There is almost no hope to find the eight climbers alive who have been missing for days in the Indian Himalayas. Indian authorities announced that five bodies had been discovered by a rescue helicopter at an altitude of more than 5,000 meters. The bodies had been sighted in an area where a “huge avalanche” had gone down, it said. It was assumed that the five belonged to the missing group and that the other three climbers had also died in the area.
Group wanted to scale an unclimbed six-thousander
The group, led by the experienced 64-year-old British expedition leader Martin Moran, had set out to scale a still unclimbed 6,477-meter-high mountain, close to Nanda Devi, with an height of 7,816 meters India’s second highest mountain. Four team members who had stayed at base camp had raised the alarm on Friday after contact with the group had broken off. The climbers – four British, two Americans, one Australian, one Indian – had last reported from a camp at about 5,400 metres.
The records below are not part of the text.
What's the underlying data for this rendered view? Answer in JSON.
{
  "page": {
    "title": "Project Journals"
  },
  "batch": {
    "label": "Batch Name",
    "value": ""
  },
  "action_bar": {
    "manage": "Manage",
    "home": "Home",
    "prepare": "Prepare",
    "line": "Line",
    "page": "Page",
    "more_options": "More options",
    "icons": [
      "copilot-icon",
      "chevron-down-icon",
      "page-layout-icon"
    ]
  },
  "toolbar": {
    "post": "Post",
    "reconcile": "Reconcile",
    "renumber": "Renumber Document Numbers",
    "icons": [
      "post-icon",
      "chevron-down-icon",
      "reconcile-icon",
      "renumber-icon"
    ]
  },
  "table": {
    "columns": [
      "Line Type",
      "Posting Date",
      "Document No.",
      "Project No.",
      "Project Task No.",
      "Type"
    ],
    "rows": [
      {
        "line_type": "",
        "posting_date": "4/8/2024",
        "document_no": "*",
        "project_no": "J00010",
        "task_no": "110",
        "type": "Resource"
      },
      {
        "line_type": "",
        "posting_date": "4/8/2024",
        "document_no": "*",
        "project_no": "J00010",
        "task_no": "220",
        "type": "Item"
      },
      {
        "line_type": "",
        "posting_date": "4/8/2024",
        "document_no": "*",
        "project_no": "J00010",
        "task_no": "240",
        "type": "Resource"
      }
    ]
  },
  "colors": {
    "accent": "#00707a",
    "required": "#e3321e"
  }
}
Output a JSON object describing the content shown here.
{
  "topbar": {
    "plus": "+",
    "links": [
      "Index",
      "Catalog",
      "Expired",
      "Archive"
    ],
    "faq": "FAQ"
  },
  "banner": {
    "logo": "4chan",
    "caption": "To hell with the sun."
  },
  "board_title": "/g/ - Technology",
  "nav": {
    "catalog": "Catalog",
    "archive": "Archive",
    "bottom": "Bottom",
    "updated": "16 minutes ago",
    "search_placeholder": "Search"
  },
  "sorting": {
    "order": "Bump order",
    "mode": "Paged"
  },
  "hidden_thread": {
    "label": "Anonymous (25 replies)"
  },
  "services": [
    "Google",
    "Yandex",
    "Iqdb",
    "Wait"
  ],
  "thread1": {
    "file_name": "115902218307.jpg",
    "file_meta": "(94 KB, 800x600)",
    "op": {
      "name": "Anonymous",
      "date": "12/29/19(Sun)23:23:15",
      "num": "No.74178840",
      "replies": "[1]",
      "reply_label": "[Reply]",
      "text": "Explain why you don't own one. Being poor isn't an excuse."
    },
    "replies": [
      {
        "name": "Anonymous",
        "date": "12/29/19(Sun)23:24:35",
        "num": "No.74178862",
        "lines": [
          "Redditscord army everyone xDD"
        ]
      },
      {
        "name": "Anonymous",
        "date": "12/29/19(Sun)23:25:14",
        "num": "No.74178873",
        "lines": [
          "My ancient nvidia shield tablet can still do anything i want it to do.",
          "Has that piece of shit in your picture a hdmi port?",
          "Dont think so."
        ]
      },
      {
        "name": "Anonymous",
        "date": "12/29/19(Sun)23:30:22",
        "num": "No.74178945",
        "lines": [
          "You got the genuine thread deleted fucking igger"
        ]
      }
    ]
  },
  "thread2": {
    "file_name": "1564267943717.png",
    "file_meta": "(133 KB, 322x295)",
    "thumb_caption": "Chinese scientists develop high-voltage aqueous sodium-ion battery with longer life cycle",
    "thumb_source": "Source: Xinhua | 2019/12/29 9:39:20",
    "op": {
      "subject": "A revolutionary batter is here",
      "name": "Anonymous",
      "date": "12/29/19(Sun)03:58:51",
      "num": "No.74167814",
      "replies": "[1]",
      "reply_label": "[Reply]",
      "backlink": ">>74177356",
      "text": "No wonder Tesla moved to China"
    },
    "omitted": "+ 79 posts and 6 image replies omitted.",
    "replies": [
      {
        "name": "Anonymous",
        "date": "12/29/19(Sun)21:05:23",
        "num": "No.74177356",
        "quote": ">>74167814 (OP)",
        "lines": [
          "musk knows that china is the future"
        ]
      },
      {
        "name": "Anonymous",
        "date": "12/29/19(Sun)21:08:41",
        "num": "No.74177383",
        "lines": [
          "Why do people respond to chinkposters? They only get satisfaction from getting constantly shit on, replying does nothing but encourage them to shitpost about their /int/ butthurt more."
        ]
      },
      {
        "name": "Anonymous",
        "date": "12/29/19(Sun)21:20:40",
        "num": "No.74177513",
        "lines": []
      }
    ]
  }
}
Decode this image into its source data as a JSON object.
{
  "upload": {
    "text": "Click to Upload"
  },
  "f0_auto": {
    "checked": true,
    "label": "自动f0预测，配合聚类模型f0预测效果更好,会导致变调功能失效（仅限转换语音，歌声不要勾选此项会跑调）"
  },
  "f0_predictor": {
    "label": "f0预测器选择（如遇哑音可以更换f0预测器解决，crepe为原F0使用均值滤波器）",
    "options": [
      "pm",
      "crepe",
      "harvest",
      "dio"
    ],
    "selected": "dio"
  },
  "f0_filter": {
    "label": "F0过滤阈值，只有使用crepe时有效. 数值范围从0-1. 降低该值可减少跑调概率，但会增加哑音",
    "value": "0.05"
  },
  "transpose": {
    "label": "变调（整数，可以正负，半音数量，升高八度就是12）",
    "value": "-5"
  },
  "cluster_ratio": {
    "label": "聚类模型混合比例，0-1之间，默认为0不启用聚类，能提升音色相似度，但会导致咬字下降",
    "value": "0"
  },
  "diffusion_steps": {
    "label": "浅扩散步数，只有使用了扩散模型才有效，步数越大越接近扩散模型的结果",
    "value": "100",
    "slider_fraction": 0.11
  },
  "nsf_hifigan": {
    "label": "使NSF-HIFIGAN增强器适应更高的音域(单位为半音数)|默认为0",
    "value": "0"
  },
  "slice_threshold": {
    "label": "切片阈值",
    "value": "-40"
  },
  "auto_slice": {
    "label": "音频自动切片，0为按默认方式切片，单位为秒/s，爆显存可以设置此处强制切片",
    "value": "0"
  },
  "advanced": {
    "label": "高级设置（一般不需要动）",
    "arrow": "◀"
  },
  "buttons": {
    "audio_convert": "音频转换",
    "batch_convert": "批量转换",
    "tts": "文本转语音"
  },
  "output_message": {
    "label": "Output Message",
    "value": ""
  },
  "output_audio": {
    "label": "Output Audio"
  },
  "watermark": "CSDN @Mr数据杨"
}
The Indian authorities claimed that the expedition only had a permit to climb the 7,434-meter-high Nanda Devi East, but not for the six-thousander, where the avalanche swept down.
Update 5 June: Moran Mountains contradicts the statement of the Indian authorities. The “permit acquired from the Indian Mountaineering Foundation (IMF) covered the peak of Nanda Devi East and all peaks which could be reached from the Base Camp for Nanda Devi East, peak 6477 being one of these,” it said.